ECJ decides a screw on the runway amounts to an extraordinary circumstance
An air carrier is only required to compensate passengers for a delay of three hours or more where an aircraft tyre is damaged by a screw lying on the runway if it fails to prove that it deployed all means at its disposal for limiting the delay of the flight.
This was the decision of the ECJ in Case C-501/17 Germanwings v Wolfgang Pauels.
Mr Wolfgang Pauels booked a flight from Dublin (Ireland) to Düsseldorf (Germany) with Germanwings. That flight was delayed in arrival by 3 hours and 28 minutes.
Germanwings refused to pay compensation to Mr Pauels on the ground that the delay in the flight in question was due to damage to an aircraft tyre caused by a screw lying on the runway, circumstances which, it contends, must be regarded as extraordinary within the meaning of the EU regulation on air passenger rights1 and its obligation to pay compensation under that regulation as thereby excluded.

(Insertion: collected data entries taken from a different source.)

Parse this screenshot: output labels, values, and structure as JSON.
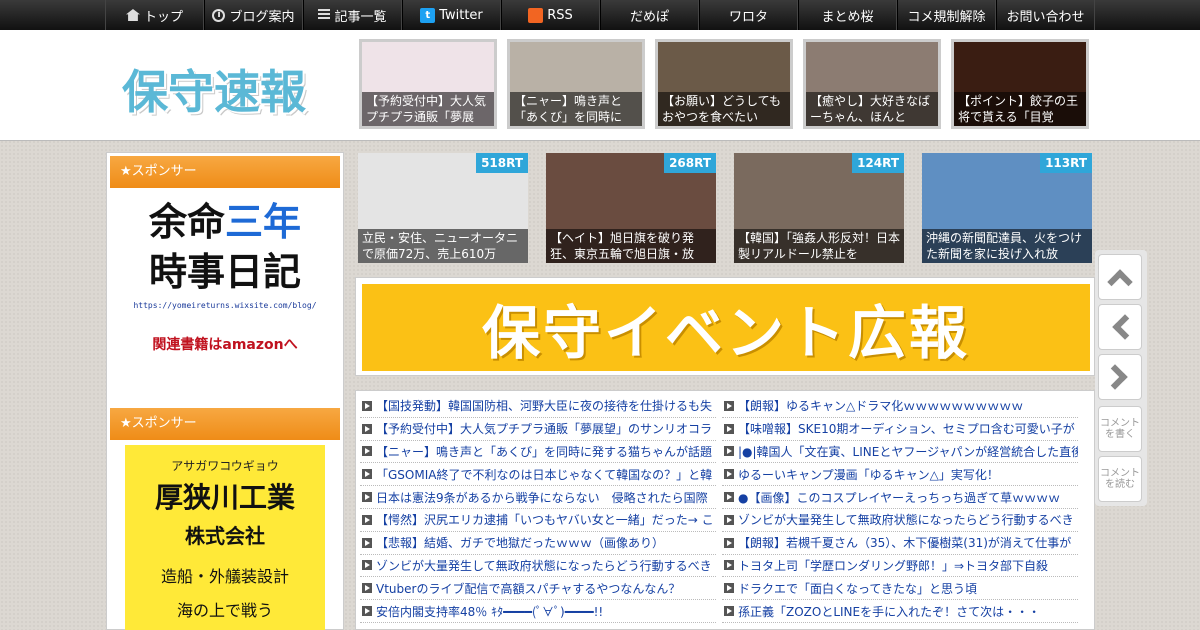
{
  "nav": {
    "items": [
      {
        "label": "トップ",
        "icon": "home-icon"
      },
      {
        "label": "ブログ案内",
        "icon": "info-icon"
      },
      {
        "label": "記事一覧",
        "icon": "list-icon"
      },
      {
        "label": "Twitter",
        "icon": "twitter-icon"
      },
      {
        "label": "RSS",
        "icon": "rss-icon"
      },
      {
        "label": "だめぽ"
      },
      {
        "label": "ワロタ"
      },
      {
        "label": "まとめ桜"
      },
      {
        "label": "コメ規制解除"
      },
      {
        "label": "お問い合わせ"
      }
    ]
  },
  "header": {
    "logo": "保守速報",
    "thumbs": [
      {
        "caption": "【予約受付中】大人気プチプラ通販「夢展望」",
        "color": "#efe3e8"
      },
      {
        "caption": "【ニャー】鳴き声と「あくび」を同時に",
        "color": "#b9b1a6"
      },
      {
        "caption": "【お願い】どうしてもおやつを食べたい",
        "color": "#6b5a48"
      },
      {
        "caption": "【癒やし】大好きなばーちゃん、ほんと",
        "color": "#8c7c72"
      },
      {
        "caption": "【ポイント】餃子の王将で貰える「目覚",
        "color": "#3a1d12"
      }
    ]
  },
  "sidebar": {
    "sponsor_label": "★スポンサー",
    "ad1": {
      "line1a": "余命",
      "line1b": "三年",
      "line2": "時事日記",
      "url": "https://yomeireturns.wixsite.com/blog/",
      "amazon": "関連書籍はamazonへ"
    },
    "sponsor_label2": "★スポンサー",
    "ad2": {
      "kana": "アサガワコウギョウ",
      "name": "厚狭川工業",
      "corp": "株式会社",
      "desc": "造船・外艤装設計",
      "tail": "海の上で戦う"
    }
  },
  "rt_items": [
    {
      "badge": "518RT",
      "caption": "立民・安住、ニューオータニで原価72万、売上610万",
      "color": "#e4e4e4"
    },
    {
      "badge": "268RT",
      "caption": "【ヘイト】旭日旗を破り発狂、東京五輪で旭日旗・放",
      "color": "#6a4c40"
    },
    {
      "badge": "124RT",
      "caption": "【韓国】「強姦人形反対！日本製リアルドール禁止を",
      "color": "#7a6a5e"
    },
    {
      "badge": "113RT",
      "caption": "沖縄の新聞配達員、火をつけた新聞を家に投げ入れ放",
      "color": "#5f8fc2"
    }
  ],
  "banner": {
    "text": "保守イベント広報"
  },
  "list": {
    "left": [
      "【国技発動】韓国国防相、河野大臣に夜の接待を仕掛けるも失",
      "【予約受付中】大人気プチプラ通販「夢展望」のサンリオコラ",
      "【ニャー】鳴き声と「あくび」を同時に発する猫ちゃんが話題",
      "「GSOMIA終了で不利なのは日本じゃなくて韓国なの？」と韓",
      "日本は憲法9条があるから戦争にならない　侵略されたら国際",
      "【愕然】沢尻エリカ逮捕「いつもヤバい女と一緒」だった→ こ",
      "【悲報】結婚、ガチで地獄だったｗｗｗ（画像あり）",
      "ゾンビが大量発生して無政府状態になったらどう行動するべき",
      "Vtuberのライブ配信で高額スパチャするやつなんなん？",
      "安倍内閣支持率48％ ｷﾀ━━━━(ﾟ∀ﾟ)━━━━!!"
    ],
    "right": [
      "【朗報】ゆるキャン△ドラマ化ｗｗｗｗｗｗｗｗｗｗ",
      "【味噌報】SKE10期オーディション、セミプロ含む可愛い子が",
      "|●|韓国人「文在寅、LINEとヤフージャパンが経営統合した直後",
      "ゆるーいキャンプ漫画「ゆるキャン△」実写化！",
      "●【画像】このコスプレイヤーえっちっち過ぎて草ｗｗｗｗ",
      "ゾンビが大量発生して無政府状態になったらどう行動するべき",
      "【朗報】若槻千夏さん（35）、木下優樹菜(31)が消えて仕事が",
      "トヨタ上司「学歴ロンダリング野郎！」⇒トヨタ部下自殺",
      "ドラクエで「面白くなってきたな」と思う頃",
      "孫正義「ZOZOとLINEを手に入れたぞ！さて次は・・・"
    ]
  },
  "side": {
    "up": "up-arrow",
    "back": "left-arrow",
    "forward": "right-arrow",
    "comment_write": "コメントを書く",
    "comment_read": "コメントを読む"
  }
}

The Landgericht Köln (Regional Court, Cologne, Germany) before which the proceedings were brought decided to refer a question to the Court of Justice for a preliminary ruling in order to ascertain whether damage to an aircraft tyre caused by a screw lying on the runway (foreign object damage) does in fact amount to extraordinary circumstances.
In today’s judgment, the Court makes clear that an air carrier is not obliged to pay compensation to passengers if it is able to prove that the cancellation or delay in arrival of a flight equal to or in excess of three hours was caused by extraordinary circumstances which could not have been avoided even if all reasonable measures had been taken and, where such circumstances do arise, that it adopted measures appropriate to the situation, deploying all its resources in terms of staff or equipment and the financial means at its disposal in order to avoid that situation from resulting in the cancellation or long delay of the flight in question, without the air carrier being required to make intolerable sacrifices in the light of the capacities of its undertaking at the relevant time.
Thus, the Court reiterates that events may be classified as extraordinary circumstances within the meaning of the air passenger rights regulation if, by their nature or origin, they are not inherent in the normal exercise of the activity of the air carrier concerned and are outside that carrier’s actual control.
The Court considers that, although air carriers are regularly faced with damage to the tyres of their aircraft, where the malfunctioning of a tyre is the sole result of impact with a foreign object lying on the airport runway, it cannot be regarded as inherent, by its nature or origin, in the normal exercise of the activity of the air carrier concerned. In addition, those circumstances are outside that carrier’s actual control. They are therefore extraordinary circumstances within the meaning of the air passenger rights regulation.
However, in order for its obligation to pay compensation under the air passenger rights regulation to be excluded, an air carrier must also prove that it deployed all its resources in terms of staff or equipment and the financial means at its disposal in order to avoid the changing of a tyre damaged by a foreign object lying on the airport runway from leading to long delay of the flight in question. In that regard, specifically in respect of damage to tyres, the Court notes that air carriers are able to have at their disposal, in all airports from which they operate, contracts for changing tyres under which they are afforded priority treatment.